Druga debata Rynek financial bonds – perspektywa inwestorów, była prowadzona przez Andrzeja Dżuryka, Członka Zarządu, Societe Generale S.A. Oddział w Polsce. W panelu uczestniczyli Mariusz Bieńkowski, Prezes Zarządu BondSpot, Sebastian Buczek, Prezes Zarządu, QUERCUS TFI S.A., Rafał Matulewicz, Wiceprezes Zarządu, PKO TFI, Jakub Papierski, EY-Parthenon, Strategia i Transakcje, Senior Advisor oraz Małgorzata Rusewicz, Prezes Zarządu Izby Zarządzających Funduszami i Aktywami.
W europejskim systemie finansowym większość finansowania pochodzi z sektora bankowego, natomiast Unia Europejska dąży do zwiększenia finansowania rynkowego, co również będzie miało miejsce w Polsce. Biorąc pod uwagę potrzeby finansowe Polski, zarówno związane z transformacją energetyczną, rozbudową przemysłu obronnego, przyszłą odbudową Ukrainy, a także kontynuacją niwelowania różnic rozwojowych między Polską a najbardziej rozwiniętymi gospodarkami, to wymaga szukania nowych rozwiązań. Wobec tych wyzwań dotychczasowe modele finansowania, oparte na tanich depozytach mogą nie wystarczyć. Obecnie w UE toczy się debata o European Secured Notes, instrumentach opartych na listach zastawnych, ale korzystających z innego rodzaju aktywów jak kredyty dla MSP i kredyty infrastrukturalne, co może znaleźć zastosowanie na polskim rynku kapitałowym.

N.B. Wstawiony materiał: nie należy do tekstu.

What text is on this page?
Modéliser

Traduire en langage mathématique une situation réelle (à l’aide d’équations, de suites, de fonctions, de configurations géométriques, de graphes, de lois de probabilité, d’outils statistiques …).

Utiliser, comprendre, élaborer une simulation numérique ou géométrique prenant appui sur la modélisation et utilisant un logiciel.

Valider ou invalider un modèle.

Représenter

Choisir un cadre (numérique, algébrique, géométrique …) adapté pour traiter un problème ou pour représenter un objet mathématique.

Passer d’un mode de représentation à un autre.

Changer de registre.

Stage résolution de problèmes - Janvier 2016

Zdaniem Małgorzaty Rusewicz, w Polsce, podobnie jak w innych krajach UE, odbiorcą financial bonds powinny być fundusze emerytalne oraz fundusze inwestycyjne. Z wymogów regulacyjnych będzie wynikało zaangażowanie w rynek obligacji, np. ze strony funduszy PPK.

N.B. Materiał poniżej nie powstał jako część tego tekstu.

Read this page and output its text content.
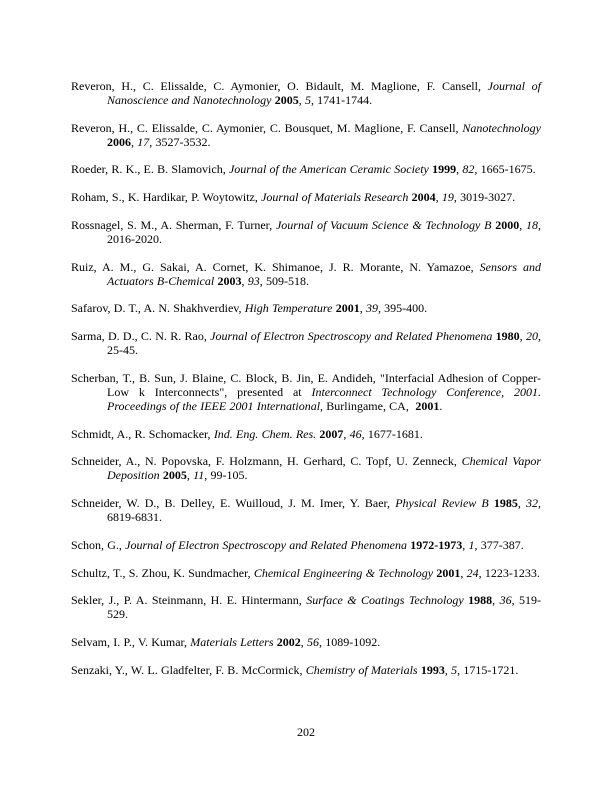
Reveron, H., C. Elissalde, C. Aymonier, O. Bidault, M. Maglione, F. Cansell, Journal of Nanoscience and Nanotechnology 2005, 5, 1741-1744.

Reveron, H., C. Elissalde, C. Aymonier, C. Bousquet, M. Maglione, F. Cansell, Nanotechnology 2006, 17, 3527-3532.

Roeder, R. K., E. B. Slamovich, Journal of the American Ceramic Society 1999, 82, 1665-1675.

Roham, S., K. Hardikar, P. Woytowitz, Journal of Materials Research 2004, 19, 3019-3027.

Rossnagel, S. M., A. Sherman, F. Turner, Journal of Vacuum Science & Technology B 2000, 18, 2016-2020.

Ruiz, A. M., G. Sakai, A. Cornet, K. Shimanoe, J. R. Morante, N. Yamazoe, Sensors and Actuators B-Chemical 2003, 93, 509-518.

Safarov, D. T., A. N. Shakhverdiev, High Temperature 2001, 39, 395-400.

Sarma, D. D., C. N. R. Rao, Journal of Electron Spectroscopy and Related Phenomena 1980, 20, 25-45.

Scherban, T., B. Sun, J. Blaine, C. Block, B. Jin, E. Andideh, "Interfacial Adhesion of Copper-Low k Interconnects", presented at Interconnect Technology Conference, 2001. Proceedings of the IEEE 2001 International, Burlingame, CA,  2001.

Schmidt, A., R. Schomacker, Ind. Eng. Chem. Res. 2007, 46, 1677-1681.

Schneider, A., N. Popovska, F. Holzmann, H. Gerhard, C. Topf, U. Zenneck, Chemical Vapor Deposition 2005, 11, 99-105.

Schneider, W. D., B. Delley, E. Wuilloud, J. M. Imer, Y. Baer, Physical Review B 1985, 32, 6819-6831.

Schon, G., Journal of Electron Spectroscopy and Related Phenomena 1972-1973, 1, 377-387.

Schultz, T., S. Zhou, K. Sundmacher, Chemical Engineering & Technology 2001, 24, 1223-1233.

Sekler, J., P. A. Steinmann, H. E. Hintermann, Surface & Coatings Technology 1988, 36, 519-529.

Selvam, I. P., V. Kumar, Materials Letters 2002, 56, 1089-1092.

Senzaki, Y., W. L. Gladfelter, F. B. McCormick, Chemistry of Materials 1993, 5, 1715-1721.

202
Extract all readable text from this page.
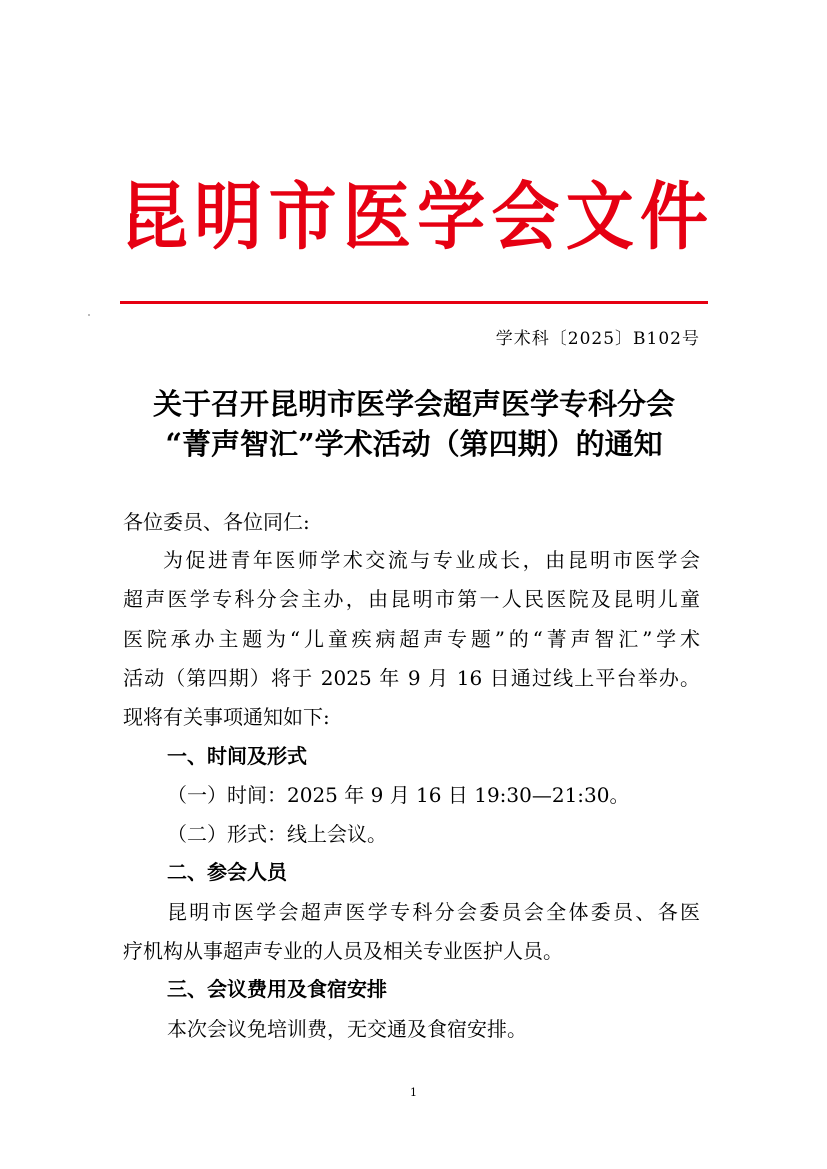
昆 明 市 医 学 会 文 件
学术科〔2025〕B102号
关于召开昆明市医学会超声医学专科分会
“菁声智汇”学术活动（第四期）的通知
各位委员、各位同仁:
为促进青年医师学术交流与专业成长，由昆明市医学会
超声医学专科分会主办，由昆明市第一人民医院及昆明儿童
医院承办主题为“儿童疾病超声专题”的“菁声智汇”学术
活动（第四期）将于 2025 年 9 月 16 日通过线上平台举办。
现将有关事项通知如下:
一、时间及形式
（一）时间：2025 年 9 月 16 日 19:30—21:30。
（二）形式：线上会议。
二、参会人员
昆明市医学会超声医学专科分会委员会全体委员、各医
疗机构从事超声专业的人员及相关专业医护人员。
三、会议费用及食宿安排
本次会议免培训费，无交通及食宿安排。
1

Od strony infrastrukturalnej polski rynek jest dobrze przygotowany na instrumenty financial bonds, o czym zapewniał Mariusz Bieńkowski wskazując, że są odpowiednie plany gotowe sprostać wyzwaniom tego rynku.
W Polsce problemem mogą być zielone obligacje, co wynika z dużego udziału spółek węglowych w rynku. Pod innym względem jesteśmy gotowi na propozycje różnych obligacji, np. infrastrukturalnych.
Rafał Matulewicz zaznaczył, że dostępne instrumentarium jest kompletne, jeśli chodzi o potrzeby inwestorów i zapewnienie finansowania wyzwań stojących przed Polską.
Podsumowując debatę, Andrzej Dżuryk stwierdził, że strukturalnie, główny popyt będzie ze strony obligacji o charakterze regulacyjnym, jednak infrastrukturalnie jesteśmy przygotowani, licząc też na inicjatywę regulatora.
Uczestnicy Seminarium zaapelowali do Komisji Nadzoru Finansowego o impuls potrzebny rynkowi, którego sam z siebie rynek nie jest w stanie wykrzesać. Przewodniczący Jastrzębski skomentował to wyrażeniem gotowości KNF do odpowiedzi na takie potrzeby.